More formally known as An Act for the Protection of the People of the Indian Territory, the Curtis Act also extinguished land ownership claims, allowing the President to break apart tribal lands into smaller portions and open “surplus” lands to white settlers.
A proponent of assimilation policy and the allotment program, McKinley signed the act in June 1898. Six months later, he told Congress that the Five Civilized Tribes were showing “marked progress.”
The act was “having a salutary effect upon the nations composing the five tribes,” he said. “The Dawes Commission reports that the most gratifying results and greater advance toward the attainment of the objects of the Government have been secured in the past year than in any previous year.”
[…]
“Hawaii was an important strategic asset,” Gould said. “McKinley couldn’t have cared less about the Native population in strategic terms.”
In his final message to Congress, in December 1900, McKinley spoke of the “uncivilized tribes” on the newly annexed islands.

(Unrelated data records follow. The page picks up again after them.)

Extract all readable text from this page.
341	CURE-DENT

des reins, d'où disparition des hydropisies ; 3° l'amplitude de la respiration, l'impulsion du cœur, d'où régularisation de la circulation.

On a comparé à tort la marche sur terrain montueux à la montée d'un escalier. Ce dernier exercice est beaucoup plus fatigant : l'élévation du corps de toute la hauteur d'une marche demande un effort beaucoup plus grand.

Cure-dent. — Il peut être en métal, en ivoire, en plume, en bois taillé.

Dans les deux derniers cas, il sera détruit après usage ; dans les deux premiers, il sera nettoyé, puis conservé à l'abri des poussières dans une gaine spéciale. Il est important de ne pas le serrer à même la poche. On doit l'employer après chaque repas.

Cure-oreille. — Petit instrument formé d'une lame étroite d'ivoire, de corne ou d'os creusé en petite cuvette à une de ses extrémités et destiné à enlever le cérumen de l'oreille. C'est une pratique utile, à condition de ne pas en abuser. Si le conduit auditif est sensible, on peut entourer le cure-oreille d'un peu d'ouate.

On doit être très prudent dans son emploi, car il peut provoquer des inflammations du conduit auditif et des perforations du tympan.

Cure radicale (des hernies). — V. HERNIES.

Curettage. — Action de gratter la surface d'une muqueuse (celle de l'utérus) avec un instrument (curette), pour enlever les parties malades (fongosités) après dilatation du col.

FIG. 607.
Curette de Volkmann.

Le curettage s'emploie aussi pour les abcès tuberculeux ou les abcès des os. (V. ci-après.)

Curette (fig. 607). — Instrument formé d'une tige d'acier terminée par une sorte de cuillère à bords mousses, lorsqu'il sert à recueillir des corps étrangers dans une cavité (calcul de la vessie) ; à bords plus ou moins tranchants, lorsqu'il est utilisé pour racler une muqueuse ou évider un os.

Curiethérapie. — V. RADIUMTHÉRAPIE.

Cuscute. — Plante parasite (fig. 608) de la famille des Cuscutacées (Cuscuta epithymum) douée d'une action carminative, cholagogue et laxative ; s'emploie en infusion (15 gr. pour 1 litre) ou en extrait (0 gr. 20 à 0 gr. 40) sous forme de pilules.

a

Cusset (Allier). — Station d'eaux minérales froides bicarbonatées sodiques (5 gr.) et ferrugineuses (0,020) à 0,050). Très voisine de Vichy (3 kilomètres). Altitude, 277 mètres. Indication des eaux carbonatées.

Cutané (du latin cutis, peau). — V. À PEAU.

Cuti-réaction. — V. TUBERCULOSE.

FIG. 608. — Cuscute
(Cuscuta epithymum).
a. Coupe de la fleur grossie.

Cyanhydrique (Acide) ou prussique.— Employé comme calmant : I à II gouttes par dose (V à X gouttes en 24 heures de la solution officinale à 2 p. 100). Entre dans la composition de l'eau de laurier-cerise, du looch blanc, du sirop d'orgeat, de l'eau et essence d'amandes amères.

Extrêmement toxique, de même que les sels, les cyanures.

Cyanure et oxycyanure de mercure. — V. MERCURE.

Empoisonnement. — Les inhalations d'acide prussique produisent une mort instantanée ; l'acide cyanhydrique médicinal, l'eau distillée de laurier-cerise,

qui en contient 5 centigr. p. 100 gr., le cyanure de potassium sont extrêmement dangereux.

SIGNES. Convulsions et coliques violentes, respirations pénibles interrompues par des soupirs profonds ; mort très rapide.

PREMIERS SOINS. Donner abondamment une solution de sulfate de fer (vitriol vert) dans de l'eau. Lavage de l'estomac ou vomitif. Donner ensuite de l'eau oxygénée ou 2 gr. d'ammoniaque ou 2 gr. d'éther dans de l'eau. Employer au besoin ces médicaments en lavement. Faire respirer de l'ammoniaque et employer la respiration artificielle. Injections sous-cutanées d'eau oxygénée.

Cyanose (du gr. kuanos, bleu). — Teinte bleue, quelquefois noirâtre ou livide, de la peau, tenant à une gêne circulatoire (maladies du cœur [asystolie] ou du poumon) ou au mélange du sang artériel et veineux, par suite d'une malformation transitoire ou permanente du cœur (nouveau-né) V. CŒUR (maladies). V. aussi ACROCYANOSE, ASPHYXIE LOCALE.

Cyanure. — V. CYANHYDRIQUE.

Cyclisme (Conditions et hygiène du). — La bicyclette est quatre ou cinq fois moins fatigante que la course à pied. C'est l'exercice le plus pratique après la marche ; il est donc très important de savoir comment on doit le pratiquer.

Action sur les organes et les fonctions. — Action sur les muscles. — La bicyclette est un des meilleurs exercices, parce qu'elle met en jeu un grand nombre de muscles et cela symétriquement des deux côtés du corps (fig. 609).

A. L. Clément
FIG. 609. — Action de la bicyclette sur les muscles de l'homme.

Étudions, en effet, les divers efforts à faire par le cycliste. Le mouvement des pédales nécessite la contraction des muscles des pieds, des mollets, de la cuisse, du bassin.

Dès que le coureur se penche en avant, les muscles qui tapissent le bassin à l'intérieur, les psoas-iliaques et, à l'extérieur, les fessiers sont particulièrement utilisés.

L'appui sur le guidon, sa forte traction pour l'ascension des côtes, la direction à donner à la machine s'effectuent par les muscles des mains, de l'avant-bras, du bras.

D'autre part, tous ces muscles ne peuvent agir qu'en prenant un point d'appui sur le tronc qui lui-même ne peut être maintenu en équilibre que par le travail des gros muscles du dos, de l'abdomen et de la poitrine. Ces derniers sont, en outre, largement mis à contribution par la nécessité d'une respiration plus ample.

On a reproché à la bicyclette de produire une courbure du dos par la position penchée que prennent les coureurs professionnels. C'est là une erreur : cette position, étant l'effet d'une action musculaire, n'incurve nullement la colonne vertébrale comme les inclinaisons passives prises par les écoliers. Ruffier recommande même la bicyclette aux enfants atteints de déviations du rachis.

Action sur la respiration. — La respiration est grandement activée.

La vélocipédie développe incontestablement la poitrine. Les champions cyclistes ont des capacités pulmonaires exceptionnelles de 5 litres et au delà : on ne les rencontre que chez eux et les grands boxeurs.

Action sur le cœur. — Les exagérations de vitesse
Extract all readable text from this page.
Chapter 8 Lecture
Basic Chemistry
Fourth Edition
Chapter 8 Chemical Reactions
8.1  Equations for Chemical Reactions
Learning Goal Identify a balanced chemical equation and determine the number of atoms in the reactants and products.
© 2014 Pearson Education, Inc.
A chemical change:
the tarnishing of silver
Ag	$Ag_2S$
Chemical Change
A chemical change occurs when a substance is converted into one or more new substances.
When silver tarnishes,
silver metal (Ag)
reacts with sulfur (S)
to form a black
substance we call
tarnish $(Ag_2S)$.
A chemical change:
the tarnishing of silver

“Many of those tribes are now living in peace and contentment, surrounded by a civilization to which they are unable or unwilling to conform,” he said. “Such tribal governments should, however, be subjected to wise and firm regulation, and, without undue or petty interference, constant and active effort should be exercised to prevent barbarous practices and introduce civilized customs.”
Full article at ICTMN.
Crimson Clupeidae says
Did you see Samantha Bee’s segment on native american ‘rights’ on her last show?
Tribal Sovereignty
Caine says
No, I don’t have television, and my video watching is severely curtailed by overage charges on the part of Verizon. I just get my indigenous news from indigenous sources. :)
Caine says
And once more, there’s no such thing as ‘Native American’ anything.
Crimson Clupeidae says
Sorry, I don’t mean to lump all tribes under the same umbrella. Unfortunately, that seems to be how most people (and the government) operate.
I know a few people locally with ties to the Dinae nation, and the federal government is constantly intruding on their sovereignty by giving away (literally, for free) mining rights and similar perks that are on reservation land. McCain is one of the worst offenders.